Pandas have a reputation for being silent, but they do make a sound. It’s a goat-like bleat and 10-year-old Ally Godfrey and her mother are hoping to hear it.
It’s 10 a.m. on a sunny weekday and they are among the excited onlookers crowding around the giant pandas’ enclosure, straining to get a peek at the Toronto Zoo’s new arrivals.
Two of the city’s biggest stars, giant pandas Da Mao and Er Shun, are quiet today, but for Ally and her mom, Jackie Callis, even watching them sleep is exciting.
“He just yawned! Look at his face. He’s so cute,” Ms. Callis says, pointing at the male, Da Mao, who is dozing on a rock.
Da Mao, 4, and Er Shun, a five-year-old female, arrived via a special FedEx flight in March. They will stay in Canada for 10 years before returning to China, spending the second half of their visit at the Calgary Zoo.
The Toronto exhibit opened to the public May 18, and on busy days more than 20,000 visitors have crowded in to see these endangered animals up close.
The Toronto Zoo anticipates 900,000 people will take in the exhibit over the next five years. There are also hopes the endangered creatures will breed before they leave town. Here’s a look at how it’s going so far:
Both bears are settling in well, the zoo says, but Da Mao is clearly more comfortable with his celebrity status. He’s breaking the shy-panda stereotype.
“I get the biggest treat out of the way Da Mao struts out like he could be Mick Jagger,” says Dr. William Rapley, the zoo’s executive director of conservation, education and wildlife. “I call him the rock star. He likes people.”
Da Mao likes to lie on his back and eat bamboo while staring out at the crowd.
“It could be packed and he still sits there and he looks at the people. It’s almost as if he’s saying, ‘I can’t believe all these people are here to watch me eat bamboo,’” Dr. Rapley says.
Er Shun prefers to stay closer to home, for now at least. She’s “a bit more shy,” Dr.
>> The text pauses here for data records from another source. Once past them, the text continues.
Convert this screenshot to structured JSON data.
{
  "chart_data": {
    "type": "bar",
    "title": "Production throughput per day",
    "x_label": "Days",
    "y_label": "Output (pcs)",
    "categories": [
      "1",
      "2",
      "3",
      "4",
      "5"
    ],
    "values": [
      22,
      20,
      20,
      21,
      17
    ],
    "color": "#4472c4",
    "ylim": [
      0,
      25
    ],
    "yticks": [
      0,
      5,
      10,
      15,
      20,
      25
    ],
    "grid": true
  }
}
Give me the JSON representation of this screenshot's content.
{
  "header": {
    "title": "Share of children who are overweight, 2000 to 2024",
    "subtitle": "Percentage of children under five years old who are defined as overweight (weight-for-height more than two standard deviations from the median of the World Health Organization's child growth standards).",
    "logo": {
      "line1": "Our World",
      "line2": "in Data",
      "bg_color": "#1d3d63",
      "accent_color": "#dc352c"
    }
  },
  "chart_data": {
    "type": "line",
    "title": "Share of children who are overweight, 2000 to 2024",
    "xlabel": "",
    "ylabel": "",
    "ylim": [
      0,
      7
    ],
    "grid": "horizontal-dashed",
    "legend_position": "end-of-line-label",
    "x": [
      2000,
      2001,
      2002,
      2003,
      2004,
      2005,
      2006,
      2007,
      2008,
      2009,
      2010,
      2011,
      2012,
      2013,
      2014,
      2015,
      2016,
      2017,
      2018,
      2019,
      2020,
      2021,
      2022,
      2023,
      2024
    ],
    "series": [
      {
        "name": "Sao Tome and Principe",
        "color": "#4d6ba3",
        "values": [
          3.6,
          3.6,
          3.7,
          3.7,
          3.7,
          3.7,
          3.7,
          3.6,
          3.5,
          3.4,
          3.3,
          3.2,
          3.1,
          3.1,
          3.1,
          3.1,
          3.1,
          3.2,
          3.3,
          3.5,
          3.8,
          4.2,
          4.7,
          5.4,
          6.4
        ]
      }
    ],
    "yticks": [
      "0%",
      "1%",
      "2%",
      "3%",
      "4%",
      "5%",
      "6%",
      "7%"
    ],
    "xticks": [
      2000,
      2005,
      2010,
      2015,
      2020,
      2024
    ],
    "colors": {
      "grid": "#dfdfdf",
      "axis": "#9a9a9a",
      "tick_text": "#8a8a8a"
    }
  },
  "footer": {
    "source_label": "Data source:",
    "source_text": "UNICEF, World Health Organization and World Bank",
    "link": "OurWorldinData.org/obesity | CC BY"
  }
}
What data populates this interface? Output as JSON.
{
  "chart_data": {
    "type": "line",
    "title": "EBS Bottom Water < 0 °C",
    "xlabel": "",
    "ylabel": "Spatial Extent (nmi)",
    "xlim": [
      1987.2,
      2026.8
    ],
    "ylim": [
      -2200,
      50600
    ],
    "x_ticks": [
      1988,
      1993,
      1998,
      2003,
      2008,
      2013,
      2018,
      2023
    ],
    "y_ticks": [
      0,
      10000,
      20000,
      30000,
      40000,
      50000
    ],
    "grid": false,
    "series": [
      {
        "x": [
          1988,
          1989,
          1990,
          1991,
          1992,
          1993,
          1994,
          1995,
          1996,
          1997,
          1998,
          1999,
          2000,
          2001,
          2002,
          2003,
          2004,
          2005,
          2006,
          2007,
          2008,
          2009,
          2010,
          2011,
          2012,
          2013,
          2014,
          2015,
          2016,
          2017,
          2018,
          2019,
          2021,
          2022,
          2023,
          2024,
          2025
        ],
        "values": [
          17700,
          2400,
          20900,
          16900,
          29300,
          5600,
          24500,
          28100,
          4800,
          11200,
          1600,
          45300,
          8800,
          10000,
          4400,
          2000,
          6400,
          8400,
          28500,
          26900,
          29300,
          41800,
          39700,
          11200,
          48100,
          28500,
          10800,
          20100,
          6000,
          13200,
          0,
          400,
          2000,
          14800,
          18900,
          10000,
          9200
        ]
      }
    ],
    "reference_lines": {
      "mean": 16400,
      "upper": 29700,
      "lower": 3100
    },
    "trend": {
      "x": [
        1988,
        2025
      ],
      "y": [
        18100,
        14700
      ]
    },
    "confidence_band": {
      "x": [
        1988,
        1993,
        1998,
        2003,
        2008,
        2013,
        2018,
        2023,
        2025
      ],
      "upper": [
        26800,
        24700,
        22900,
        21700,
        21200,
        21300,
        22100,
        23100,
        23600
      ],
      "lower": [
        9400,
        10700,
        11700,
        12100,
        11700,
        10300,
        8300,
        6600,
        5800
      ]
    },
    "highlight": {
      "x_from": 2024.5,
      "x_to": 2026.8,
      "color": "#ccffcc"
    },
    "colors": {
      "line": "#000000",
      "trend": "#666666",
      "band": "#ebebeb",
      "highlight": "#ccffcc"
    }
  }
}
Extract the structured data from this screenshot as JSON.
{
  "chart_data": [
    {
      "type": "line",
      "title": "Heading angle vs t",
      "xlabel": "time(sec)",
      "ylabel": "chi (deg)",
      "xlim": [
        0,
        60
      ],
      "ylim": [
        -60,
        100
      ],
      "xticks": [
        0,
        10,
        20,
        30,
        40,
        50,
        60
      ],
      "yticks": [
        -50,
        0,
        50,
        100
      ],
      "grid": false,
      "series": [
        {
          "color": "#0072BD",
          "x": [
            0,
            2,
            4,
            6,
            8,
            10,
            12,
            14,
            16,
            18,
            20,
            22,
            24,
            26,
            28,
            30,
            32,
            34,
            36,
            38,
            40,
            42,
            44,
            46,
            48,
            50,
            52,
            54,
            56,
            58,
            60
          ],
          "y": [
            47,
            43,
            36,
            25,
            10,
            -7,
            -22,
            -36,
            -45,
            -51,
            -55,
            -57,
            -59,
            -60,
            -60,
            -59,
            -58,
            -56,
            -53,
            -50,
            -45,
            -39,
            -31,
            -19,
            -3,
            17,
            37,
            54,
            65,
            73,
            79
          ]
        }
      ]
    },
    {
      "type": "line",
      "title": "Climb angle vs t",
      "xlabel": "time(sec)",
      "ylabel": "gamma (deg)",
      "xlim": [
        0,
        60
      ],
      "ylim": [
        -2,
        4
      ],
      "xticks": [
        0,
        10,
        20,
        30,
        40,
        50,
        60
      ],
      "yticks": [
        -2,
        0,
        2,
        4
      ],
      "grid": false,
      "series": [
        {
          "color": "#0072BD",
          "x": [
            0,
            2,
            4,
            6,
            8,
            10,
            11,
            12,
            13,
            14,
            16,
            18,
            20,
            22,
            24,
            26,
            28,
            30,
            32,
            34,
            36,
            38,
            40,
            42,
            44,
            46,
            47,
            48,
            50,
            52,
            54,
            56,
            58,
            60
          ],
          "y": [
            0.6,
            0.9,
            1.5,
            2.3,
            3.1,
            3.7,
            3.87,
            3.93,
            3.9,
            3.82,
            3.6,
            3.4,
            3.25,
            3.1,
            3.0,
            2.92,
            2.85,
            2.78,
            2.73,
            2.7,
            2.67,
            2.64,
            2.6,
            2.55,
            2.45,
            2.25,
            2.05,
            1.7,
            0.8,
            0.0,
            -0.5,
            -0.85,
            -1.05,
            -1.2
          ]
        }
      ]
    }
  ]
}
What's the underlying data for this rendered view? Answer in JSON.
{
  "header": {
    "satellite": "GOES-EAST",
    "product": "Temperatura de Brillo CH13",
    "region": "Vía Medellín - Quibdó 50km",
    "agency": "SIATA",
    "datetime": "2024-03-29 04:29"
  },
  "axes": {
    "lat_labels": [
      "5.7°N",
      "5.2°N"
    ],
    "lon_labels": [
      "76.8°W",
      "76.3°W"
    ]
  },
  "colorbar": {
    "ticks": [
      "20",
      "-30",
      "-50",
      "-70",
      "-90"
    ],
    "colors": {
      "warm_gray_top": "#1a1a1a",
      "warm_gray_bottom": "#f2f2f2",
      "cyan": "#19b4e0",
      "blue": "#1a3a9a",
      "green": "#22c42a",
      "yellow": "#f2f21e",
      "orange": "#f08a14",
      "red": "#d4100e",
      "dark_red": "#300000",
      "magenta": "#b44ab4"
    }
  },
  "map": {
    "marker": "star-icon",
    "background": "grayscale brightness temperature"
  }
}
Rapley says. “She’s not quite as used to the big crowds, so we’re working with her.”
The zoo is training her to move in and out of displays and stay still for examinations by rewarding good behaviour with treats such as apples.
But if she gets homesick, a friendly face is nearby. Two experts have accompanied the pandas from China to ensure the transition is smooth.
Mingxi Li is an animal nutritionist from Da Mao’s former home, the Chengdu Research Base of Giant Panda Breeding. Wei Guo was curator of the panda house at Chongqing Zoo, where Er Shun lived. They are working with staff and will stay six months, living in a house at the zoo.
At the San Diego Zoo, one of only five other facilities in North America with giant pandas, visitors are encouraged to maintain panda etiquette by not making any sudden noises.
“Sudden changes in noise level tend to cause stress in most mammals, and we work to reduce this stress by keeping a constant quiet level of noise around them,” said Christina Simmons, a public relations representative with the San Diego Zoo, in an e-mail. They do this by keeping educators at the exhibit.
The Toronto Zoo, too, has staff on hand at the exhibit dedicated to educating visitors about the pandas and monitoring their behaviour around them.
The two pandas won’t associate much until they are ready for breeding, which the zoo will start trying when Da Mao is between 7 and 8. He’ll turn 5 in September.
Breeding is important because the giant panda is an endangered species. But in captivity pandas have been known to be uninterested in mating. The zoo will try natural breeding first, and then discuss artificial insemination.
Some zoos in China have encouraged pandas to mate by showing them videos of other pandas breeding.
So-called “panda porn” has reportedly been successful, but Dr. Rapley says there are, “so far, no plans to use any movies.”
For now, Canada’s most famous Chinese visitors are settling in to their new routine, which includes a lot of eating and sleeping.
Bamboo, which makes up more than 90 per cent of the panda’s diet, will be shipped in from a panda-specific plantation in Tennessee, near the Memphis Zoo.
“A lot of their time is spent eating bamboo. They’ll eat like crazy and then have a nap,” Dr. Rapley says. “It’s a perfect life.”